BALIKPAPAN, Fokusborneo.com – Upaya menuntaskan kegiatan Konsolidasi Tanah Tahun Anggaran 2023 terus dikebut. Kantor Pertanahan Kota Balikpapan menggelar rapat koordinasi secara daring bersama Pusat Data dan Informasi (Pusdatin) Kementerian ATR/BPN, Kamis (16/07/2026).
Rapat ini secara khusus membahas berbagai kendala teknis yang selama ini menghambat proses penyelesaian sertipikasi Konsolidasi Tanah di Kelurahan Margasari, Kecamatan Balikpapan Barat.
Kepala Kantor Pertanahan Kota Balikpapan, Subur, dalam sambutannya menegaskan bahwa penyelesaian program Konsolidasi Tanah TA 2023 tetap menjadi prioritas dan akan kembali dilanjutkan pada tahun ini.
“Melalui koordinasi ini, kami berharap berbagai kendala teknis dapat segera teratasi, sehingga proses penyelesaian kegiatan dapat berjalan sesuai ketentuan,” ujarnya.
Dalam rapat tersebut, tim Kantor Pertanahan Kota Balikpapan memaparkan sejumlah hambatan, terutama terkait penggunaan aplikasi Komputerisasi Kegiatan Pertanahan (KKP).
Menanggapi hal itu, tim Pusdatin ATR/BPN memberikan pendampingan sekaligus solusi teknis yang dibutuhkan.
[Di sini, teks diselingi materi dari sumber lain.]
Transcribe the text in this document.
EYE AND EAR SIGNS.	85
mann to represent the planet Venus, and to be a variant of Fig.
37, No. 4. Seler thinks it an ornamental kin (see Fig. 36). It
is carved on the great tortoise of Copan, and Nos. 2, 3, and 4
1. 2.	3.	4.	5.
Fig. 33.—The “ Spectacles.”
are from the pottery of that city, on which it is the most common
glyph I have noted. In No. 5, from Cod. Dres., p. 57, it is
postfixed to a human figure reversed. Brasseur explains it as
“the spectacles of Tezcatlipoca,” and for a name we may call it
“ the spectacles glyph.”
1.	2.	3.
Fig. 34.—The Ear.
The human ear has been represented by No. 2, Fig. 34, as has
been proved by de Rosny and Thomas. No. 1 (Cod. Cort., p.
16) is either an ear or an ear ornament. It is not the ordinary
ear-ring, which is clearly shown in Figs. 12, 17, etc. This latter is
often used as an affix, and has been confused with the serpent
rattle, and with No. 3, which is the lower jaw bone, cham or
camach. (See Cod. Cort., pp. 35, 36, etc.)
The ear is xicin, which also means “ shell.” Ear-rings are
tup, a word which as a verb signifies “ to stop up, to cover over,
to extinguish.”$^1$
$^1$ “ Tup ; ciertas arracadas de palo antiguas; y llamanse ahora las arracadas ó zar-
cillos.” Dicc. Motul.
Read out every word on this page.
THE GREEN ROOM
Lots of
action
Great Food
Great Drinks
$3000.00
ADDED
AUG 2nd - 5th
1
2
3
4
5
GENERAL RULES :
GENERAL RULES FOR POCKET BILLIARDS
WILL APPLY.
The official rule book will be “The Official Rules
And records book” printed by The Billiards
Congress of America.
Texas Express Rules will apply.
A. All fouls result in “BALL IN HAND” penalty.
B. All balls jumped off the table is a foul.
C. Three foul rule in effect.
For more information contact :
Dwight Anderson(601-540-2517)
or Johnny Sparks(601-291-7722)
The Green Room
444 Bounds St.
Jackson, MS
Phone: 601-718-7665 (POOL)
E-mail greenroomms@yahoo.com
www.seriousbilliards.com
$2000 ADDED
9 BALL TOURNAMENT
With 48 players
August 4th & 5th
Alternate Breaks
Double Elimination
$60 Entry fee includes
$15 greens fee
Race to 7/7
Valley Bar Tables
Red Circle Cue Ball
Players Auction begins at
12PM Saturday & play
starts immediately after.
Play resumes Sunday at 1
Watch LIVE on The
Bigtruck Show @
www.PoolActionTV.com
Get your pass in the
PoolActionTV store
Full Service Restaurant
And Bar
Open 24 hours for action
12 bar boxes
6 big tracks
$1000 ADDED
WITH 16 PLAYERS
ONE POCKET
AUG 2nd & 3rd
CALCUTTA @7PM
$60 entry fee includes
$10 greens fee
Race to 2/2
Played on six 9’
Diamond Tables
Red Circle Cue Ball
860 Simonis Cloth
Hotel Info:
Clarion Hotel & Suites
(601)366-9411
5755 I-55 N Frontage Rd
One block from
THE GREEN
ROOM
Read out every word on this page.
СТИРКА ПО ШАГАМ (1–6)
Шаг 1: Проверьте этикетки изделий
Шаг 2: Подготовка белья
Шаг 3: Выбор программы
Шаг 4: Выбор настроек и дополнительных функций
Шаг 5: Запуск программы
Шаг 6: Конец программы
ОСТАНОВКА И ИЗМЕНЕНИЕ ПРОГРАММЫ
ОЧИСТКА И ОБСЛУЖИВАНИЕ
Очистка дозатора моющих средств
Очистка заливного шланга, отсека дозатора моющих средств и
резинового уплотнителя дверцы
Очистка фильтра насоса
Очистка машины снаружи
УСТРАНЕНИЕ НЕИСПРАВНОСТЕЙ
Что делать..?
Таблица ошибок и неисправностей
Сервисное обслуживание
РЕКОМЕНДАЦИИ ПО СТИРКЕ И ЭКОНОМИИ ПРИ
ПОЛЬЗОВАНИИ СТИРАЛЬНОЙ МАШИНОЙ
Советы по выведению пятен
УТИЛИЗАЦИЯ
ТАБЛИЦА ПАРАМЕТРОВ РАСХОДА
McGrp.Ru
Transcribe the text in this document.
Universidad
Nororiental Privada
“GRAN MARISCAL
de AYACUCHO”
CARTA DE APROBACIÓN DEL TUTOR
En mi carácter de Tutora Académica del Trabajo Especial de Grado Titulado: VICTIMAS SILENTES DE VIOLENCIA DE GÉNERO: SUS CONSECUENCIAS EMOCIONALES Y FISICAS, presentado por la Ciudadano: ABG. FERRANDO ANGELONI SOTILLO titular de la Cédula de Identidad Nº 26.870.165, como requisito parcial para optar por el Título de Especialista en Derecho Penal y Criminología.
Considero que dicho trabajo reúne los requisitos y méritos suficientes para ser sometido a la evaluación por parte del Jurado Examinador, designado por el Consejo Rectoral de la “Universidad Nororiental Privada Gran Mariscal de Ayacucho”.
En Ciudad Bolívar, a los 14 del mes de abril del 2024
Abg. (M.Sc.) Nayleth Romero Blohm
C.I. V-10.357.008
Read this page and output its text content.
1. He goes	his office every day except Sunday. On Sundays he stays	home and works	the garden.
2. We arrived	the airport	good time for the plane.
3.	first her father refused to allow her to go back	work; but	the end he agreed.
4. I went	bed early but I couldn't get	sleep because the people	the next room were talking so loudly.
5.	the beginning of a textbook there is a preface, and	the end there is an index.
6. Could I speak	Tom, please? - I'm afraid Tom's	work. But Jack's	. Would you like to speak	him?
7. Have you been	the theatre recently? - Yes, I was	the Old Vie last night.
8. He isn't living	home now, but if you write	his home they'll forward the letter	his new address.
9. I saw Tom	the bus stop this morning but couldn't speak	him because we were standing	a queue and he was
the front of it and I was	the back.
Hasilnya, sejumlah permasalahan yang sebelumnya menghambat kini mulai menemukan jalan keluar, sehingga proses penyelesaian berkas dapat kembali dilanjutkan.
Turut hadir dalam kegiatan ini, perwakilan Pusdatin ATR/BPN, Meta Murniati dan Andi Pujianto, yang memberikan arahan teknis secara langsung kepada tim di Balikpapan.
Melalui koordinasi ini, diharapkan penyelesaian Konsolidasi Tanah TA 2023 dapat berjalan lebih optimal, sekaligus mempercepat penerbitan sertipikat. Langkah ini juga diharapkan mampu memberikan kepastian hukum atas tanah bagi masyarakat Kota Balikpapan.